I once woke up on top of a snake.
I wasn’t in danger, and neither was she. He? I forgot to check. At the time, my expertise included being able to sex snakes—that is, to ascertain what sex they are—without too much embarrassment for either me or the snake. In this case, though, I didn’t do it.
I was in the middle of a five-month field season on Nosy Mangabe, a tiny island off the east coast of Madagascar, which is itself a massive island off the east coast of Africa. The vast majority of species on Madagascar are found nowhere else on the planet. On the island with me were two Malagasy “conservation agents,” who lived in a miniscule cabin and whose job it was to clear trails and monitor the occasional comings and goings of fishermen in wooden pirogues and sailors in decrepit boats laden with cloves. Nosy Mangabe was a nature reserve, and nobody without permits was supposed to make landfall there, but sailors often came on land.

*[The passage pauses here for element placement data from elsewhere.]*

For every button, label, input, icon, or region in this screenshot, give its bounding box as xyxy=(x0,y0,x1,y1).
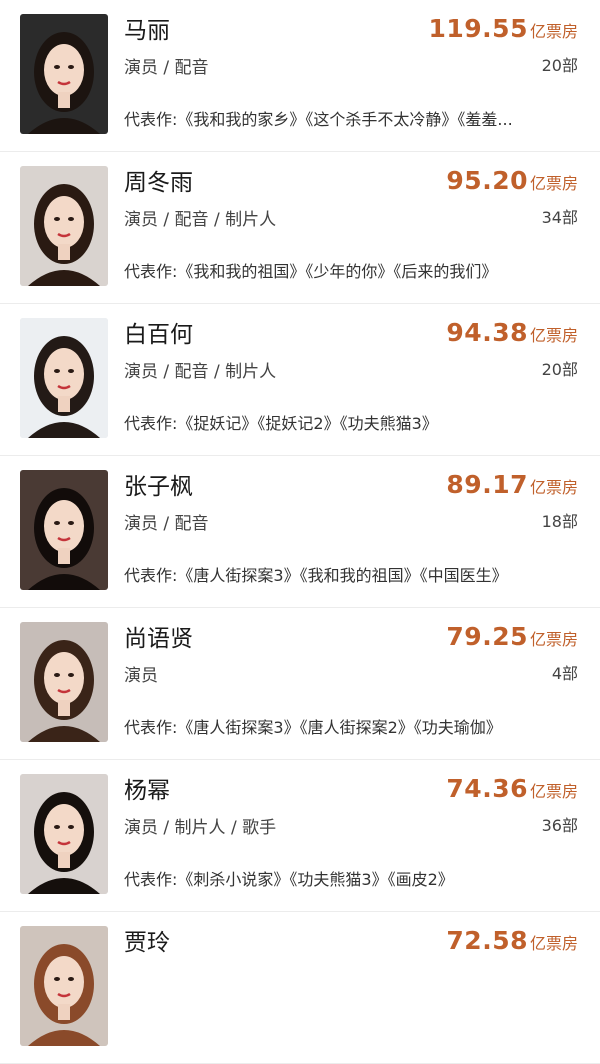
avatar[interactable] xyxy=(20,14,108,134)
actor-roles: 演员 / 配音 xyxy=(124,58,209,78)
list-item[interactable]: 尚语贤 演员 79.25 亿票房 4部 代表作:《唐人街探案3》《唐人街探案2》《… xyxy=(0,608,600,760)
box-office: 74.36 亿票房 xyxy=(446,772,578,809)
box-office-value: 74.36 xyxy=(446,774,528,803)
list-item[interactable]: 白百何 演员 / 配音 / 制片人 94.38 亿票房 20部 代表作:《捉妖记》… xyxy=(0,304,600,456)
portrait-image xyxy=(20,774,108,894)
box-office-value: 72.58 xyxy=(446,926,528,955)
box-office-unit: 亿票房 xyxy=(529,174,578,193)
representative-works: 代表作:《捉妖记》《捉妖记2》《功夫熊猫3》 xyxy=(124,414,438,433)
avatar[interactable] xyxy=(20,622,108,742)
representative-works: 代表作:《刺杀小说家》《功夫熊猫3》《画皮2》 xyxy=(124,870,454,889)
box-office-value: 95.20 xyxy=(446,166,528,195)
representative-works: 代表作:《我和我的祖国》《少年的你》《后来的我们》 xyxy=(124,262,498,281)
film-count: 18部 xyxy=(541,512,578,531)
portrait-image xyxy=(20,14,108,134)
box-office-value: 94.38 xyxy=(446,318,528,347)
box-office: 79.25 亿票房 xyxy=(446,620,578,657)
actor-roles: 演员 xyxy=(124,666,158,686)
list-item[interactable]: 马丽 演员 / 配音 119.55 亿票房 20部 代表作:《我和我的家乡》《这个… xyxy=(0,0,600,152)
representative-works: 代表作:《唐人街探案3》《唐人街探案2》《功夫瑜伽》 xyxy=(124,718,502,737)
actor-name[interactable]: 尚语贤 xyxy=(124,624,193,654)
box-office-unit: 亿票房 xyxy=(529,478,578,497)
actor-roles: 演员 / 配音 / 制片人 xyxy=(124,210,277,230)
representative-works: 代表作:《我和我的家乡》《这个杀手不太冷静》《羞羞... xyxy=(124,110,513,129)
box-office-unit: 亿票房 xyxy=(529,630,578,649)
actor-roles: 演员 / 制片人 / 歌手 xyxy=(124,818,277,838)
portrait-image xyxy=(20,470,108,590)
list-item[interactable]: 杨幂 演员 / 制片人 / 歌手 74.36 亿票房 36部 代表作:《刺杀小说家… xyxy=(0,760,600,912)
box-office-ranking-list: 马丽 演员 / 配音 119.55 亿票房 20部 代表作:《我和我的家乡》《这个… xyxy=(0,0,600,1064)
list-item[interactable]: 贾玲 72.58 亿票房 xyxy=(0,912,600,1064)
film-count: 34部 xyxy=(541,208,578,227)
avatar[interactable] xyxy=(20,926,108,1046)
actor-name[interactable]: 贾玲 xyxy=(124,928,170,958)
box-office-unit: 亿票房 xyxy=(529,326,578,345)
film-count: 20部 xyxy=(541,360,578,379)
representative-works: 代表作:《唐人街探案3》《我和我的祖国》《中国医生》 xyxy=(124,566,508,585)
actor-name[interactable]: 杨幂 xyxy=(124,776,170,806)
box-office: 95.20 亿票房 xyxy=(446,164,578,201)
box-office: 94.38 亿票房 xyxy=(446,316,578,353)
avatar[interactable] xyxy=(20,166,108,286)
box-office: 72.58 亿票房 xyxy=(446,924,578,961)
avatar[interactable] xyxy=(20,318,108,438)
box-office-unit: 亿票房 xyxy=(529,22,578,41)
avatar[interactable] xyxy=(20,774,108,894)
box-office-value: 79.25 xyxy=(446,622,528,651)
film-count: 36部 xyxy=(541,816,578,835)
box-office-value: 89.17 xyxy=(446,470,528,499)
actor-roles: 演员 / 配音 / 制片人 xyxy=(124,362,277,382)
box-office: 89.17 亿票房 xyxy=(446,468,578,505)
list-item[interactable]: 周冬雨 演员 / 配音 / 制片人 95.20 亿票房 34部 代表作:《我和我的… xyxy=(0,152,600,304)
film-count: 20部 xyxy=(541,56,578,75)
portrait-image xyxy=(20,622,108,742)
list-item[interactable]: 张子枫 演员 / 配音 89.17 亿票房 18部 代表作:《唐人街探案3》《我和… xyxy=(0,456,600,608)
box-office: 119.55 亿票房 xyxy=(429,12,579,49)
portrait-image xyxy=(20,926,108,1046)
portrait-image xyxy=(20,166,108,286)
actor-name[interactable]: 白百何 xyxy=(124,320,193,350)
box-office-value: 119.55 xyxy=(428,14,528,43)
actor-name[interactable]: 周冬雨 xyxy=(124,168,193,198)
actor-roles: 演员 / 配音 xyxy=(124,514,209,534)
portrait-image xyxy=(20,318,108,438)
film-count: 4部 xyxy=(551,664,578,683)
box-office-unit: 亿票房 xyxy=(529,934,578,953)
box-office-unit: 亿票房 xyxy=(529,782,578,801)
avatar[interactable] xyxy=(20,470,108,590)
actor-name[interactable]: 马丽 xyxy=(124,16,170,46)
actor-name[interactable]: 张子枫 xyxy=(124,472,193,502)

I was in Madagascar trying to decipher the sex lives of poison frogs, but I got a lot more education than that. The first time that I happened upon a group of naked sailors bathing in a stream, I was as surprised to see them as they were to see me. I did not break stride. Continuing down the trail, I heard rustling behind me, and looked back to find the four men, still quite naked, tip-toeing behind me. They all leapt behind trees when I looked back, in a failed attempt to hide themselves, which was more amusing than worrisome. I felt like they were no threat to me. Luckily, I was right.